Archive for Saturday, May 25, 2002

World Briefs

May 25, 2002


Nepal: Italian climber becomes oldest on Everest

A 66-year-old Italian man scaled Mount Everest Friday, becoming the oldest person to climb the world's highest mountain, according to the China Tibet Mountaineering Assn.

Mario Curnis, whose hometown was not known, reached the 29,035-foot summit Friday morning with another Italian climber, Simone Morro, and Nepali Sherpa guide Ang Mingma. It was Mingma's third time on the summit.

They reached the peak from the northern side of the mountain in Tibet, and details reaching Katmandu were sketchy.
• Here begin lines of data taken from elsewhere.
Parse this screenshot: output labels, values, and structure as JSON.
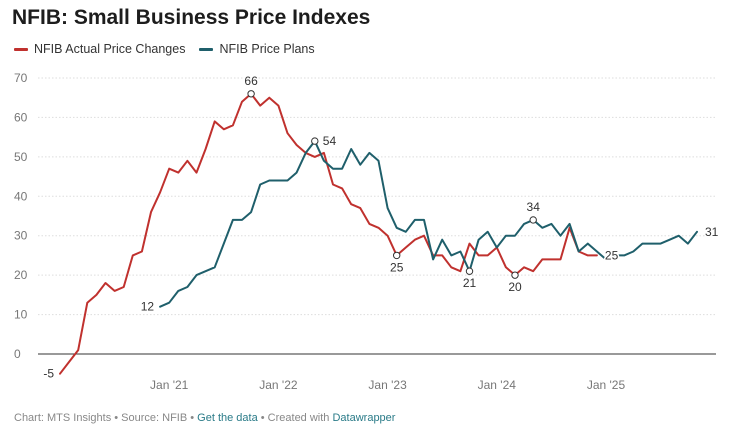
{
  "chart_data": {
    "type": "line",
    "title": "NFIB: Small Business Price Indexes",
    "xlabel": "",
    "ylabel": "",
    "ylim": [
      -5,
      70
    ],
    "yticks": [
      0,
      10,
      20,
      30,
      40,
      50,
      60,
      70
    ],
    "xticks": [
      "Jan '21",
      "Jan '22",
      "Jan '23",
      "Jan '24",
      "Jan '25"
    ],
    "start": "2020-01",
    "grid": true,
    "legend": "top-left",
    "colors": {
      "actual": "#c0312e",
      "plans": "#1f5f6b"
    },
    "series": [
      {
        "name": "NFIB Actual Price Changes",
        "key": "actual",
        "values": [
          -5,
          -2,
          1,
          13,
          15,
          18,
          16,
          17,
          25,
          26,
          36,
          41,
          47,
          46,
          49,
          46,
          52,
          59,
          57,
          58,
          64,
          66,
          63,
          65,
          63,
          56,
          53,
          51,
          50,
          51,
          43,
          42,
          38,
          37,
          33,
          32,
          30,
          25,
          27,
          29,
          30,
          25,
          25,
          22,
          21,
          28,
          25,
          25,
          27,
          22,
          20,
          22,
          21,
          24,
          24,
          24,
          32,
          26,
          25,
          25
        ]
      },
      {
        "name": "NFIB Price Plans",
        "key": "plans",
        "values": [
          null,
          null,
          null,
          null,
          null,
          null,
          null,
          null,
          null,
          null,
          null,
          12,
          13,
          16,
          17,
          20,
          21,
          22,
          28,
          34,
          34,
          36,
          43,
          44,
          44,
          44,
          46,
          51,
          54,
          49,
          47,
          47,
          52,
          48,
          51,
          49,
          37,
          32,
          31,
          34,
          34,
          24,
          29,
          25,
          26,
          21,
          29,
          31,
          27,
          30,
          30,
          33,
          34,
          32,
          33,
          30,
          33,
          26,
          28,
          26,
          24,
          25,
          25,
          26,
          28,
          28,
          28,
          29,
          30,
          28,
          31
        ]
      }
    ],
    "annotations": [
      {
        "series": "actual",
        "index": 0,
        "label": "-5",
        "circle": false,
        "pos": "left"
      },
      {
        "series": "actual",
        "index": 21,
        "label": "66",
        "circle": true,
        "pos": "above"
      },
      {
        "series": "actual",
        "index": 37,
        "label": "25",
        "circle": true,
        "pos": "below"
      },
      {
        "series": "actual",
        "index": 50,
        "label": "20",
        "circle": true,
        "pos": "below"
      },
      {
        "series": "actual",
        "index": 59,
        "label": "25",
        "circle": false,
        "pos": "right"
      },
      {
        "series": "plans",
        "index": 11,
        "label": "12",
        "circle": false,
        "pos": "left"
      },
      {
        "series": "plans",
        "index": 28,
        "label": "54",
        "circle": true,
        "pos": "right"
      },
      {
        "series": "plans",
        "index": 45,
        "label": "21",
        "circle": true,
        "pos": "below"
      },
      {
        "series": "plans",
        "index": 52,
        "label": "34",
        "circle": true,
        "pos": "above"
      },
      {
        "series": "plans",
        "index": 70,
        "label": "31",
        "circle": false,
        "pos": "right"
      }
    ]
  },
  "footer": {
    "prefix": "Chart: MTS Insights • Source: NFIB • ",
    "get_data": "Get the data",
    "mid": " • Created with ",
    "datawrapper": "Datawrapper"
  }
}
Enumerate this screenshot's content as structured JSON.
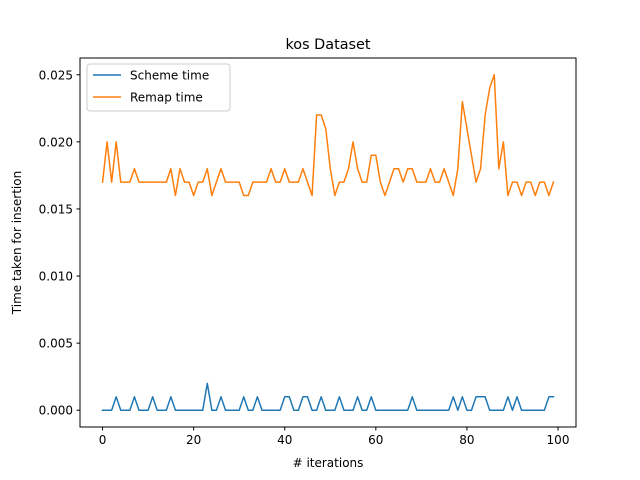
{
  "chart_data": {
    "type": "line",
    "title": "kos Dataset",
    "xlabel": "# iterations",
    "ylabel": "Time taken for insertion",
    "xlim": [
      -4.95,
      103.95
    ],
    "ylim": [
      -0.00125,
      0.02625
    ],
    "xticks": [
      0,
      20,
      40,
      60,
      80,
      100
    ],
    "xtick_labels": [
      "0",
      "20",
      "40",
      "60",
      "80",
      "100"
    ],
    "yticks": [
      0.0,
      0.005,
      0.01,
      0.015,
      0.02,
      0.025
    ],
    "ytick_labels": [
      "0.000",
      "0.005",
      "0.010",
      "0.015",
      "0.020",
      "0.025"
    ],
    "grid": false,
    "legend_position": "upper left",
    "x": [
      0,
      1,
      2,
      3,
      4,
      5,
      6,
      7,
      8,
      9,
      10,
      11,
      12,
      13,
      14,
      15,
      16,
      17,
      18,
      19,
      20,
      21,
      22,
      23,
      24,
      25,
      26,
      27,
      28,
      29,
      30,
      31,
      32,
      33,
      34,
      35,
      36,
      37,
      38,
      39,
      40,
      41,
      42,
      43,
      44,
      45,
      46,
      47,
      48,
      49,
      50,
      51,
      52,
      53,
      54,
      55,
      56,
      57,
      58,
      59,
      60,
      61,
      62,
      63,
      64,
      65,
      66,
      67,
      68,
      69,
      70,
      71,
      72,
      73,
      74,
      75,
      76,
      77,
      78,
      79,
      80,
      81,
      82,
      83,
      84,
      85,
      86,
      87,
      88,
      89,
      90,
      91,
      92,
      93,
      94,
      95,
      96,
      97,
      98,
      99
    ],
    "series": [
      {
        "name": "Scheme time",
        "color": "#1f77b4",
        "values": [
          0,
          0,
          0,
          0.001,
          0,
          0,
          0,
          0.001,
          0,
          0,
          0,
          0.001,
          0,
          0,
          0,
          0.001,
          0,
          0,
          0,
          0,
          0,
          0,
          0,
          0.002,
          0,
          0,
          0.001,
          0,
          0,
          0,
          0,
          0.001,
          0,
          0,
          0.001,
          0,
          0,
          0,
          0,
          0,
          0.001,
          0.001,
          0,
          0,
          0.001,
          0.001,
          0,
          0,
          0.001,
          0,
          0,
          0,
          0.001,
          0,
          0,
          0,
          0.001,
          0,
          0,
          0.001,
          0,
          0,
          0,
          0,
          0,
          0,
          0,
          0,
          0.001,
          0,
          0,
          0,
          0,
          0,
          0,
          0,
          0,
          0.001,
          0,
          0.001,
          0,
          0,
          0.001,
          0.001,
          0.001,
          0,
          0,
          0,
          0,
          0.001,
          0,
          0.001,
          0,
          0,
          0,
          0,
          0,
          0,
          0.001,
          0.001
        ]
      },
      {
        "name": "Remap time",
        "color": "#ff7f0e",
        "values": [
          0.017,
          0.02,
          0.017,
          0.02,
          0.017,
          0.017,
          0.017,
          0.018,
          0.017,
          0.017,
          0.017,
          0.017,
          0.017,
          0.017,
          0.017,
          0.018,
          0.016,
          0.018,
          0.017,
          0.017,
          0.016,
          0.017,
          0.017,
          0.018,
          0.016,
          0.017,
          0.018,
          0.017,
          0.017,
          0.017,
          0.017,
          0.016,
          0.016,
          0.017,
          0.017,
          0.017,
          0.017,
          0.018,
          0.017,
          0.017,
          0.018,
          0.017,
          0.017,
          0.017,
          0.018,
          0.017,
          0.016,
          0.022,
          0.022,
          0.021,
          0.018,
          0.016,
          0.017,
          0.017,
          0.018,
          0.02,
          0.018,
          0.017,
          0.017,
          0.019,
          0.019,
          0.017,
          0.016,
          0.017,
          0.018,
          0.018,
          0.017,
          0.018,
          0.018,
          0.017,
          0.017,
          0.017,
          0.018,
          0.017,
          0.017,
          0.018,
          0.017,
          0.016,
          0.018,
          0.023,
          0.021,
          0.019,
          0.017,
          0.018,
          0.022,
          0.024,
          0.025,
          0.018,
          0.02,
          0.016,
          0.017,
          0.017,
          0.016,
          0.017,
          0.017,
          0.016,
          0.017,
          0.017,
          0.016,
          0.017
        ]
      }
    ]
  }
}
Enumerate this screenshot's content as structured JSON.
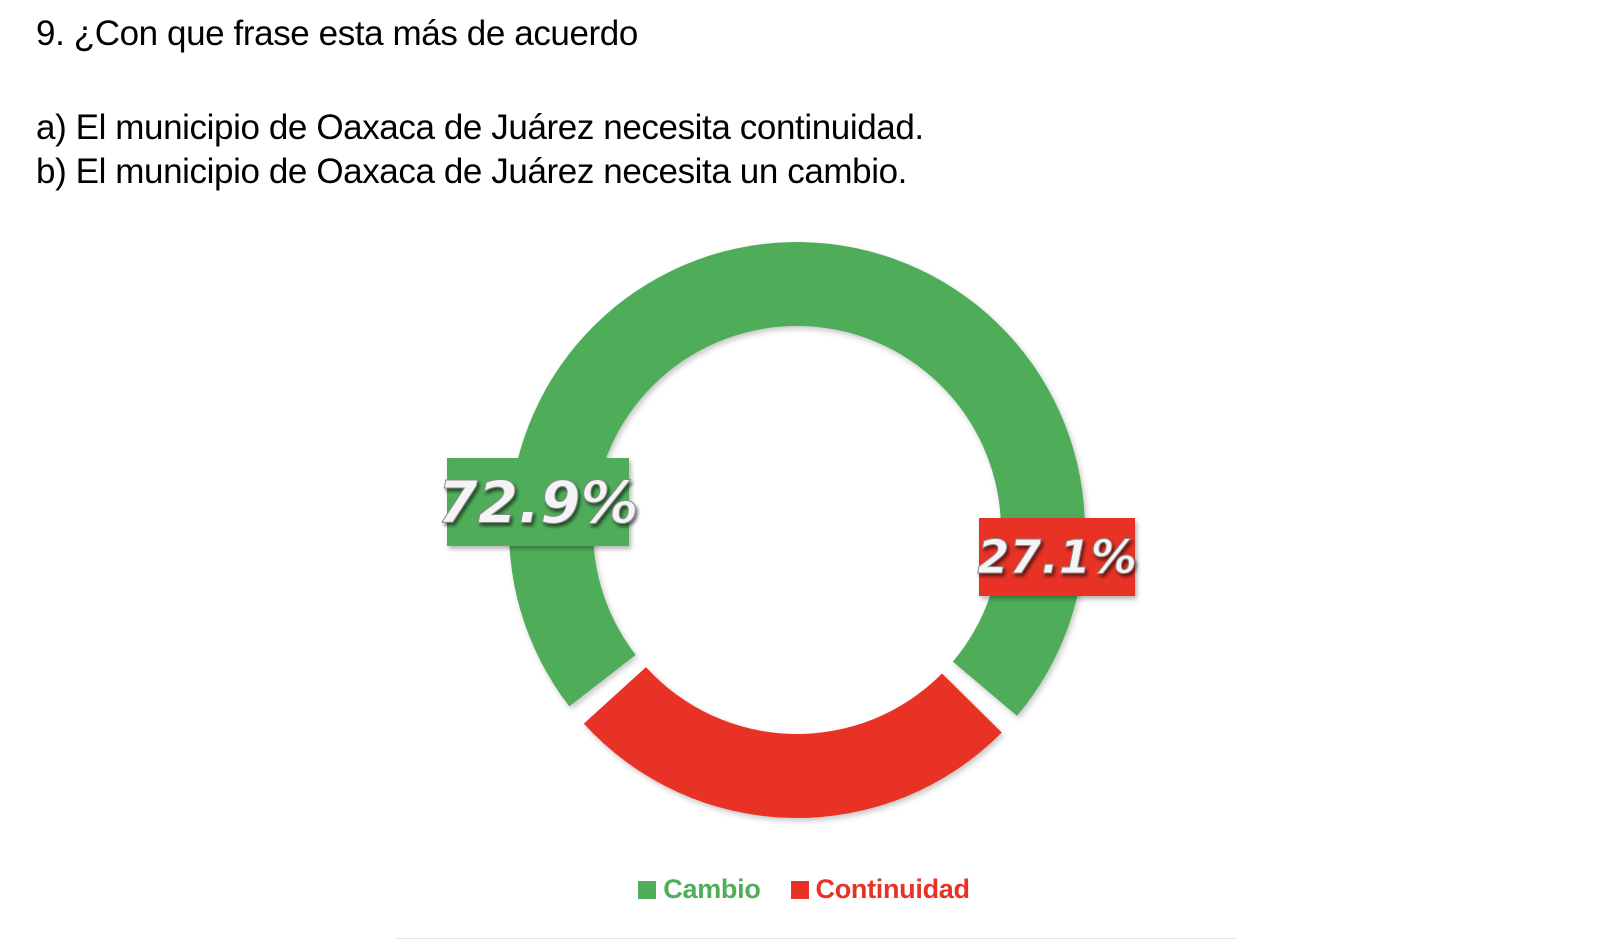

Curnis' feat breaks the record set by Japanese climber Tomiyasu Ishikawa, of Nagoya, who scaled the peak last week at the age of 65 years and five months.

Last week, another Japanese climber, Tamae Watanabe, became the oldest woman to scale the peak, at age 63.

India: Fire in shoe factory kills at least 40

A fire engulfed a shoe factory Friday in northern India, killing at least 40 people and injuring several others, news reports said.

The death toll could rise as many people were feared trapped inside the factory in Agra, 110 miles southeast of New Delhi, United News of India quoted Mahesh Kumar Gupta, the top government administrator, as saying.

The news agency said an electrical short-circuit had caused the fire.

Army and air force fire engines joined efforts to extinguish the fire and rescue those trapped inside the building.

Netherlands: Bosnian Serb pleads innocent to 46 counts

A Bosnian Serb accused of torturing, raping and murdering prisoners in Bosnian detention camps pleaded innocent Friday to 46 counts of war crimes.

Dusan, "Dusko," Knezevic, 34, is accused of atrocities in the Bosnian Serb-run Omarska and Keraterm camps, where thousands of detainees were beaten, starved, sexually abused and many were killed in 1992 during the Bosnian war.

Knezevic surrendered May 18 in Banja Luka, Bosnia, and was transferred to the U.N. war crimes tribunal's detention unit in The Hague.

Knezevic was one of the so-called camp visitors who came to kill, beat, or abuse the Bosnian Muslim and Croat prisoners, according to the indictment against him.

Toronto: Jews may be in danger, Canadian officials warn

A synagogue or other gathering place for Ottawa's Jewish community could be attacked in June, police and city officials warned Friday.

A security advisory issued by Ottawa police said unconfirmed information about a possible attack "raised a serious enough concern" to warn the public.

City police and the Royal Canadian Mounted Police were unable to either confirm or disprove the threat. No details were made public except that the threat involved a possible synagogue attack in June.

Police Chief Vince Bevan and Mayor Bob Chiarelli wrote a letter to the city's Jewish community saying police would be particularly vigilant and had formulated a response plan to any possible attack.